Make-Your-Anchor: A Diffusion-based 2D Avatar Generation Framework

Ziyao Huang,Fan Tang,Yong Zhang,Xiaodong Cun,Juan Cao,Jintao Li,Tong-Yee Lee
2024-03-25
Abstract:Despite the remarkable process of talking-head-based avatar-creating solutions, directly generating anchor-style videos with full-body motions remains challenging. In this study, we propose Make-Your-Anchor, a novel system necessitating only a one-minute video clip of an individual for training, subsequently enabling the automatic generation of anchor-style videos with precise torso and hand movements. Specifically, we finetune a proposed structure-guided diffusion model on input video to render 3D mesh conditions into human appearances. We adopt a two-stage training strategy for the diffusion model, effectively binding movements with specific appearances. To produce arbitrary long temporal video, we extend the 2D U-Net in the frame-wise diffusion model to a 3D style without additional training cost, and a simple yet effective batch-overlapped temporal denoising module is proposed to bypass the constraints on video length during inference. Finally, a novel identity-specific face enhancement module is introduced to improve the visual quality of facial regions in the output videos. Comparative experiments demonstrate the effectiveness and superiority of the system in terms of visual quality, temporal coherence, and identity preservation, outperforming SOTA diffusion/non-diffusion methods. Project page: \url{
Computer Science
What problem does this paper attempt to address?

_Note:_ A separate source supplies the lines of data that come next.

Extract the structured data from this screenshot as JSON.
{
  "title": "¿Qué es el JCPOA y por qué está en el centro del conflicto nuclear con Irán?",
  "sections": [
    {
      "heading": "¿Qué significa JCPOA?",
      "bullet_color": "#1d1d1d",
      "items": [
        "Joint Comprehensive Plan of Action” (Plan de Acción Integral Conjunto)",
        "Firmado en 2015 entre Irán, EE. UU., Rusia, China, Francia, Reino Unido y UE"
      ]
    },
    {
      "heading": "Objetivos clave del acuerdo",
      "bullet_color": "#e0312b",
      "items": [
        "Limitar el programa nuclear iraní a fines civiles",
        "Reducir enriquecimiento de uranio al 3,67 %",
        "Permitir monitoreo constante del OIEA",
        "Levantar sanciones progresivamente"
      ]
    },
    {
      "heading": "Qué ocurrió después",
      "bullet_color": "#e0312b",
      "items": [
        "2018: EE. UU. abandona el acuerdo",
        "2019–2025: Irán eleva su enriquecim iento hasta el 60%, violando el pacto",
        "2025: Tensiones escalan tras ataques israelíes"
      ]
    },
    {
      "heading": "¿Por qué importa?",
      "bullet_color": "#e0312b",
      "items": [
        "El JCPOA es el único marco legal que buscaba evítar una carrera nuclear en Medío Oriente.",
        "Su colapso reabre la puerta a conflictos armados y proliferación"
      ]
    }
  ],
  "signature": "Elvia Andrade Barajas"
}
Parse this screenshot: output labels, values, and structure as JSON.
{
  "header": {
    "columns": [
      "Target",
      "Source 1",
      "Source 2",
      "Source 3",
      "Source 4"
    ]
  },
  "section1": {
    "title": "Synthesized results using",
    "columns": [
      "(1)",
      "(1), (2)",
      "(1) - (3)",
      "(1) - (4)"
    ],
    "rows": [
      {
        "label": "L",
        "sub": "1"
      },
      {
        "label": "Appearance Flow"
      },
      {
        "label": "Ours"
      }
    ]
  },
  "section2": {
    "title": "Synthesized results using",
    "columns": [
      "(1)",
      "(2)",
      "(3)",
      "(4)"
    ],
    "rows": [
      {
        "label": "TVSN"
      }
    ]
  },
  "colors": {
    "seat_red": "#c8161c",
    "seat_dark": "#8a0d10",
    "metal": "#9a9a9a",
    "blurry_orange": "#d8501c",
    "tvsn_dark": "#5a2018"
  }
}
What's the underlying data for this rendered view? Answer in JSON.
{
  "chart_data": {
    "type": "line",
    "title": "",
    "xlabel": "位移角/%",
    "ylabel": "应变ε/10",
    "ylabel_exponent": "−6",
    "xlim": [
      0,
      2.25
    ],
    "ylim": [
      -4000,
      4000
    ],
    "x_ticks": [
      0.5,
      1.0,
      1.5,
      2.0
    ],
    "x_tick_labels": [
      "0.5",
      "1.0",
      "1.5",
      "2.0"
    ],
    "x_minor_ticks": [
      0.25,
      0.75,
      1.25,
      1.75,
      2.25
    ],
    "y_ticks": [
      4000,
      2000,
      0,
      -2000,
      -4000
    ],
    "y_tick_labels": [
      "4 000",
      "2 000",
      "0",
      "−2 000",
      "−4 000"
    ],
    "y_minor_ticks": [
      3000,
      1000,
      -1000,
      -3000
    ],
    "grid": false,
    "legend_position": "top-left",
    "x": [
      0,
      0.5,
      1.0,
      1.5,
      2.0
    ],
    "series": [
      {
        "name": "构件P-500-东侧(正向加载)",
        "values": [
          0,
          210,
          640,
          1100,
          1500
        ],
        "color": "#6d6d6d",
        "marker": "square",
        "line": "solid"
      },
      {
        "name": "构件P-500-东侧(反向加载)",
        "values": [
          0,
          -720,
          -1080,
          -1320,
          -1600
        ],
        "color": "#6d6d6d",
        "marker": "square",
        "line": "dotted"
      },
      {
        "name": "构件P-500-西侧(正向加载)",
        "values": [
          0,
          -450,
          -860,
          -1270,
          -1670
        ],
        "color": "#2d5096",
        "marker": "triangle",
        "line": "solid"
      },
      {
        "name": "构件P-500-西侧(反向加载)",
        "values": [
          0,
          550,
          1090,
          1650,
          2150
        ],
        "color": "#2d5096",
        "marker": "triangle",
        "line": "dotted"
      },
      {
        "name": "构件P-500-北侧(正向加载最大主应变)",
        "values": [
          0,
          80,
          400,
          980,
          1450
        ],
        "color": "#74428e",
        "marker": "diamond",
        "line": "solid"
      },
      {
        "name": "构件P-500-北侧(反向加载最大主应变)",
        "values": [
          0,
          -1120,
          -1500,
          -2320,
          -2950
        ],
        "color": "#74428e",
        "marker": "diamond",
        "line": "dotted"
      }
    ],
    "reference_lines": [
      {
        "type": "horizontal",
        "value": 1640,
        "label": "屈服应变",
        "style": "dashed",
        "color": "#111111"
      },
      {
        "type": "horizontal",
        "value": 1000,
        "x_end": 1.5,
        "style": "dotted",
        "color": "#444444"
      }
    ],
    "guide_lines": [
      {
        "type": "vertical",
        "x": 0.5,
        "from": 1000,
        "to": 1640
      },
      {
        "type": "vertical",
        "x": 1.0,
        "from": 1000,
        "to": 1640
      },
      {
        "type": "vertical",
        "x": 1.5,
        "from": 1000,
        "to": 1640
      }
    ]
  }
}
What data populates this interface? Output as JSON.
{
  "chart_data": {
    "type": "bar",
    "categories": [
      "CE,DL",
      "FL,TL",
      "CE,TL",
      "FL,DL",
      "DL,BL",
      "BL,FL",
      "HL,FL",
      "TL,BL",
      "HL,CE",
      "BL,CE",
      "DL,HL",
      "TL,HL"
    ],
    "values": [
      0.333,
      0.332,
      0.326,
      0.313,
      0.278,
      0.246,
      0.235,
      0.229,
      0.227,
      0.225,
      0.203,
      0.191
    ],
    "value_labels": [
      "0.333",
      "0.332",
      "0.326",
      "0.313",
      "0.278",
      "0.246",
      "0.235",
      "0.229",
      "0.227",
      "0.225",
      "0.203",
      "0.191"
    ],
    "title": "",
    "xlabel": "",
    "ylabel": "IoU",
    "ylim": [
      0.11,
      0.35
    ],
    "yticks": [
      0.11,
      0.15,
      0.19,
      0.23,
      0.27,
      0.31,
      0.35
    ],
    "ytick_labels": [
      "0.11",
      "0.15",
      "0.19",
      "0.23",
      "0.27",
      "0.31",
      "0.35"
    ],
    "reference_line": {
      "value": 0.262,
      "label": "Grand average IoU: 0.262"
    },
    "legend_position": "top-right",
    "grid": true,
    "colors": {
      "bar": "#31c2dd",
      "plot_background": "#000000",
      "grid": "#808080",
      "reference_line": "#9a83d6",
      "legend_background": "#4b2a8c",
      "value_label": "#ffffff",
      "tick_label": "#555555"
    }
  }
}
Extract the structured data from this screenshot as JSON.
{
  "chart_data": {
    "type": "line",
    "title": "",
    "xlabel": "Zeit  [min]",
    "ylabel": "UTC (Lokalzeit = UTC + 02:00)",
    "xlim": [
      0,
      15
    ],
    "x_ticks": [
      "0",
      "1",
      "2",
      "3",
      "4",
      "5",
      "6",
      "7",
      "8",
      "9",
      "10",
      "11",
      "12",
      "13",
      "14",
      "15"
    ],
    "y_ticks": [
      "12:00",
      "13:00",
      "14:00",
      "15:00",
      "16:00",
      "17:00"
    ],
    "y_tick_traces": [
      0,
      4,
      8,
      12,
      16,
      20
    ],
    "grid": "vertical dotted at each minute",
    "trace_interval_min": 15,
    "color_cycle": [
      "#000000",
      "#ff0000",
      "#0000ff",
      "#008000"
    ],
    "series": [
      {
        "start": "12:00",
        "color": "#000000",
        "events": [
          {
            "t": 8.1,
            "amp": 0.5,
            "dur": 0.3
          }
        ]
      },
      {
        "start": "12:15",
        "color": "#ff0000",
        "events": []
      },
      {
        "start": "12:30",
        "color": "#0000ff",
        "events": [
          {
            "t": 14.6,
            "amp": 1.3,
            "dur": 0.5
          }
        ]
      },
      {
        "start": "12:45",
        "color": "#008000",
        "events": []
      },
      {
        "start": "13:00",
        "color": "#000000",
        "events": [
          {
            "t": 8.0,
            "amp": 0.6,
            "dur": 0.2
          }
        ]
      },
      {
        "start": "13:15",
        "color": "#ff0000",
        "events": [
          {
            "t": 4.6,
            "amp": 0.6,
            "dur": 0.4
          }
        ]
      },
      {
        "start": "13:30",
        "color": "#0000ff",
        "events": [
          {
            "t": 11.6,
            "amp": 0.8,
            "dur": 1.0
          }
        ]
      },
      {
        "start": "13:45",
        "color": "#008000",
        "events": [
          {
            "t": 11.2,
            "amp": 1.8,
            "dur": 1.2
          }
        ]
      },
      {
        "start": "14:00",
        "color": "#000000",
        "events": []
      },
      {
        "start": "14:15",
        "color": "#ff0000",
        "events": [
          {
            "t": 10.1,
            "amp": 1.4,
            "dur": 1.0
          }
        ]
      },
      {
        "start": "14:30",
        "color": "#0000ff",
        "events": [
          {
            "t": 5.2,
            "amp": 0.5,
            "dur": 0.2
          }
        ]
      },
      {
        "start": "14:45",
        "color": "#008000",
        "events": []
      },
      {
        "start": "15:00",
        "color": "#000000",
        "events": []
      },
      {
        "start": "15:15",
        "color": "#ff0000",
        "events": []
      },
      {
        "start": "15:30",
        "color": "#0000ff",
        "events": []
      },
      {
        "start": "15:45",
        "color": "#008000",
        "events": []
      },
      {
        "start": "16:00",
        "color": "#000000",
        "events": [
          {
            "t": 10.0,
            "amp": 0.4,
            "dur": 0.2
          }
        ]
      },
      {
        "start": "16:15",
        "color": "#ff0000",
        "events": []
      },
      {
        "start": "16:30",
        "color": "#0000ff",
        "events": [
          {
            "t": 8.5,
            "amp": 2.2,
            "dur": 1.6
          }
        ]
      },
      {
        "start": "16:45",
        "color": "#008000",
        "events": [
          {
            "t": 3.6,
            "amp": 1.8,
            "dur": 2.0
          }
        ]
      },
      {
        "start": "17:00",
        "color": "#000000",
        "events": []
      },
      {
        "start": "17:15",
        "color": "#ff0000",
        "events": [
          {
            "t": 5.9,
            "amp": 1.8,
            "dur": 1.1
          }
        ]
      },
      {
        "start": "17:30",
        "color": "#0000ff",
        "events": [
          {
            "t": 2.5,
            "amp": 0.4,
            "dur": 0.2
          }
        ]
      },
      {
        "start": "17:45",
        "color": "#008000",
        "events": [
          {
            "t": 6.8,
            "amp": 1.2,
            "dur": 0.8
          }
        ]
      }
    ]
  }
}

The paper aims to address the problem of automatically generating high-quality 2D digital anchor videos with vivid expressions, torso movements, and gestures. Specifically, the study proposes a diffusion model-based 2D digital human generation framework named "Make-Your-Anchor," which can automatically generate anchor-style videos with precise torso and hand movements from a personal video of approximately 1 minute. To achieve this goal, the main contributions of the paper are as follows: 1. **Proposed a customized 2D digital human generation system**: The "Make-Your-Anchor" system can generate practical and applicable digital anchor videos with vivid lip movements, expressions, gestures, and body movements. 2. **Proposed a frame-level motion-to-appearance diffusion method**: By binding motion and appearance through a two-stage training strategy and a batch overlapping temporal denoising scheme, it generates consistent human videos over a long duration. 3. **Introduced an identity-specific face enhancement module based on inpainting**: To improve the visual quality of the facial region in the output video. The method of the paper mainly includes the following aspects: - **Structure-Guided Diffusion Model (SGDM)**: Used to map 3D human mesh sequences to real human videos. - **Two-stage training strategy**: The pre-training stage enhances the model's motion generation capability; the fine-tuning stage enables the model to bind specific individual actions and appearances. - **Batch overlapping temporal denoising**: Allows generating temporally coherent videos of any length without additional training costs. - **Identity-specific face enhancement module**: Significantly improves the quality of facial details through inpainting-based techniques. The experimental section verifies the effectiveness of the proposed method. Compared to existing GAN baseline methods and other diffusion models, it achieves better performance in terms of visual quality, temporal coherence, and identity preservation. Additionally, the paper conducts detailed ablation experiments to verify the effectiveness of each component.